# Evaluation data creation tutorial

## Overview
For the evaluation of RAGs we need data, but in most cases we have little or no satisfactory data.

However, since the advent of LLM, creating synthetic data has become one of the good solutions to this problem.

The following guide covers how to use LLM to create data in a form that AutoRAG can use.

---
![Data Creation](../../_static/data_creation.png)

## 1. Parse
You can make different parsing results from the raw data using the parsing YAML file.
The sample parsing YAML file looks like this.

```yaml
modules:
  - module_type: langchain_parse
    parse_method: [pdfminer, pdfplumber]
```

With this YAML file, you can get the parsed data with pdfminer and pdfplumber.

You can execute this parsing YAML file by using the following code.

```python
from autorag.parser import Parser

filepaths = "./data/*.pdf"
parser = Parser(filepaths, "./parse_project_dir")
parser.start_parsing("./parsing.yaml")
```

Then you can check out the parsing result in the `./parse_project_dir` directory.

For more details about parsing, please refer [here](./parse/parse.md).

## 2. QA Creation

From the parsed results, you can select the best parsed data for AutoRAG.
After you selected, you can create QA data for the AutoRAG.

The example is shown below, the `initial_raw_df` is selected raw data.

```python
from llama_index.llms.openai import OpenAI

from autorag.data.beta.filter.dontknow import dontknow_filter_rule_based
from autorag.data.beta.generation_gt.llama_index_gen_gt import (
	make_basic_gen_gt,
	make_concise_gen_gt,
)
from autorag.data.beta.query.llama_gen_query import factoid_query_gen
from autorag.data.beta.sample import random_single_hop
from autorag.data.beta.schema import Raw

initial_raw = Raw(initial_raw_df)
initial_corpus = initial_raw.chunk(
    "llama_index_chunk", chunk_method="token", chunk_size=128, chunk_overlap=5
)
llm = OpenAI()
initial_qa = (
    initial_corpus.sample(random_single_hop, n=3)
    .map(
        lambda df: df.reset_index(drop=True),
    )
    .make_retrieval_gt_contents()
    .batch_apply(
        factoid_query_gen,
        llm=llm,
    )
    .batch_apply(
        make_basic_gen_gt,
        llm=llm,
    )
    .batch_apply(
        make_concise_gen_gt,
        llm=llm,
    )
    .filter(
        dontknow_filter_rule_based,
        lang="en",
    )
)
initial_qa.to_parquet("./initial_qa.parquet", "./initial_corpus.parquet")
```

We recommend you find the optimal pipeline first from this initial data.
Check out [here](../../tutorial.md) to see the optimization tutorial.

## 3. Chunking Optimization

After finding the initial optimal pipeline, this time you are to optimize the chunking method.
First, you can create various chunking results from the parsed data.

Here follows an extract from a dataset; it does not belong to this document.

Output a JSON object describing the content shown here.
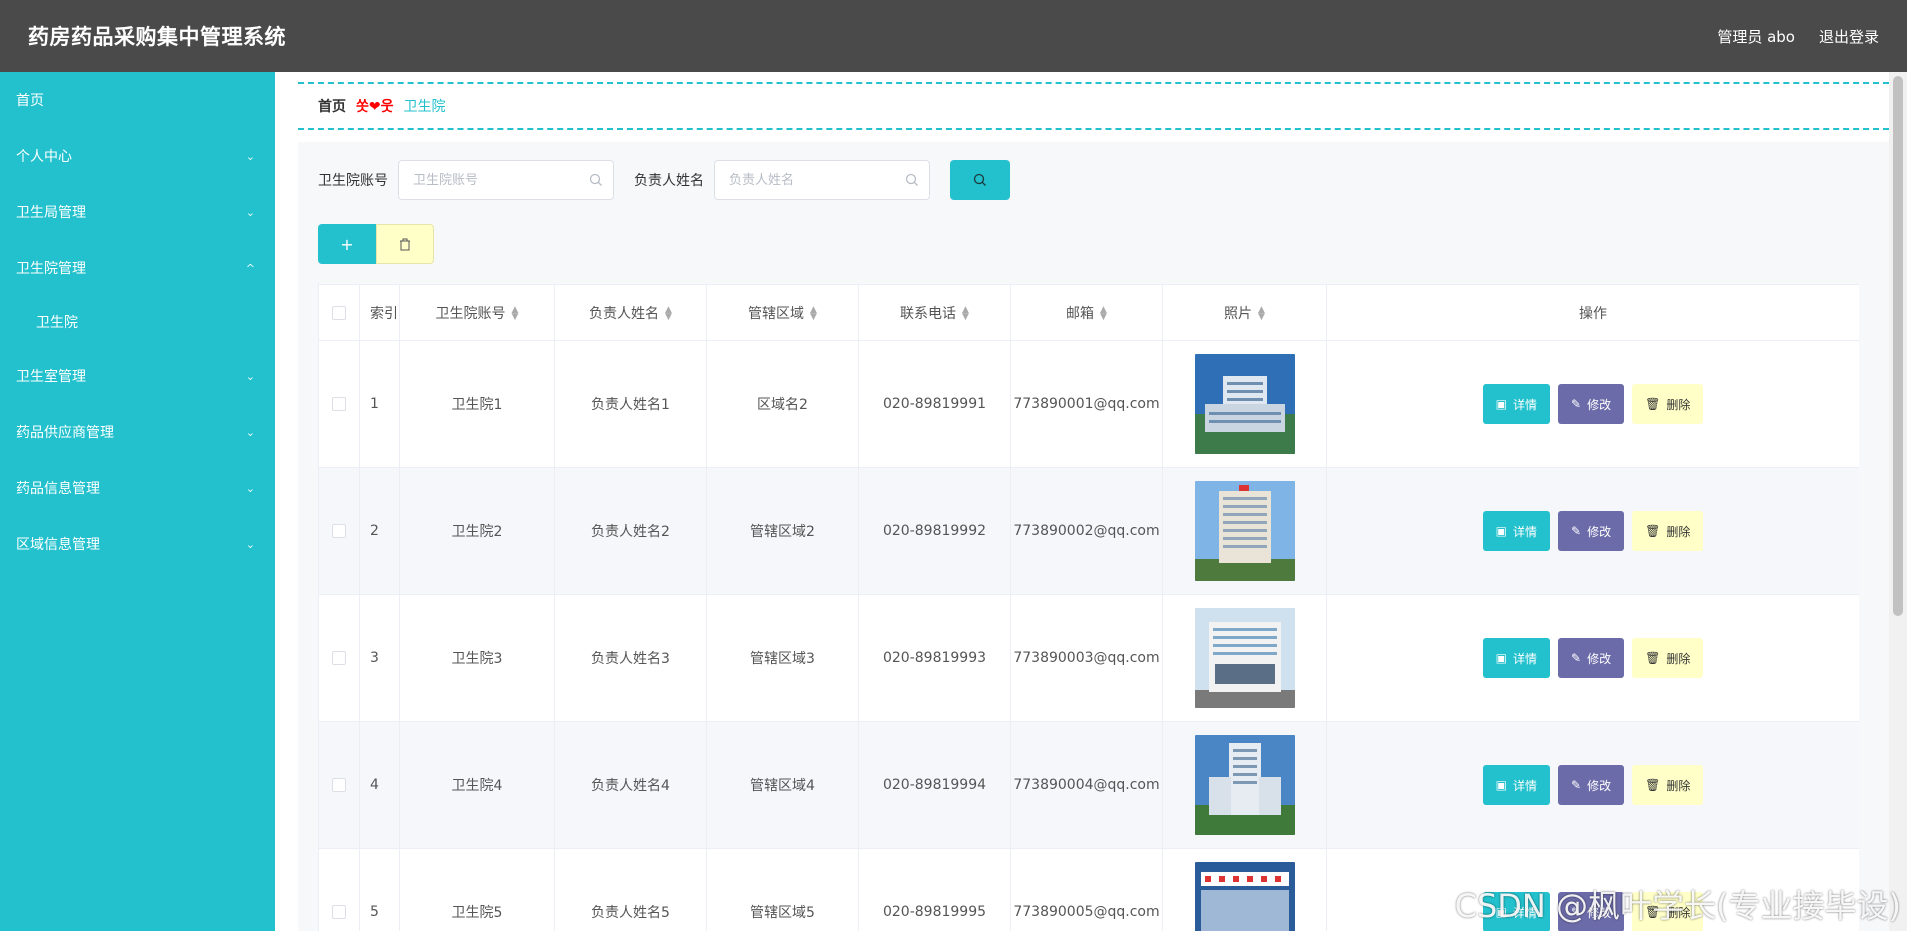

The chunking YAML file looks like this.

```yaml
modules:
  - module_type: llama_index_chunk
    chunk_method: [ Token, Sentence ]
    chunk_size: [ 1024, 512 ]
    chunk_overlap: 24
    add_file_name: english
  - module_type: llama_index_chunk
    chunk_method: [ SentenceWindow ]
    sentence_splitter: kiwi
    window_size: 3
    add_file_name: english
```

With this YAML file, you can get the chunked data with Token, Sentence, and SentenceWindow with different chunk sizes.

You can execute this chunking YAML file by using the following code.

```python
from autorag.chunker import Chunker

chunker = Chunker.from_parquet("./initial_raw.parquet", "./chunk_project_dir")
chunker.start_chunking("./chunking.yaml")
```

Then you can check out the chunking result in the `./chunk_project_dir` directory.

For more details about chunking, please refer [here](./chunk/chunk.md).

## 4. QA - Corpus mapping

For the chunking optimization, you can evaluate RAG performance with different corpus data.
You already have the optimal pipeline from the initial QA data,
so you can use this pipeline to evaluate the RAG performance with different corpus data.

Before that, you must update all qa data with the new corpus data.
It uses `update_corpus` method.

It is highly recommending you to keep the initial `QA` instance.
If not, you need to build `QA` instance again from the initial raw (parsed) data and corpus data.

```python
from autorag.data.beta.schema import Raw, Corpus, QA

raw = Raw(initial_raw_df)
corpus = Corpus(initial_corpus_df, raw)
qa = QA(initial_qa_df, corpus)

new_qa = qa.update_corpus(Corpus(new_corpus_df, raw))
```

Now `new_qa` have new `retrieval_gt` data for the new corpus.

Now with the new corpus data and new qa datas, you can evaluate the RAG performance with different corpus data.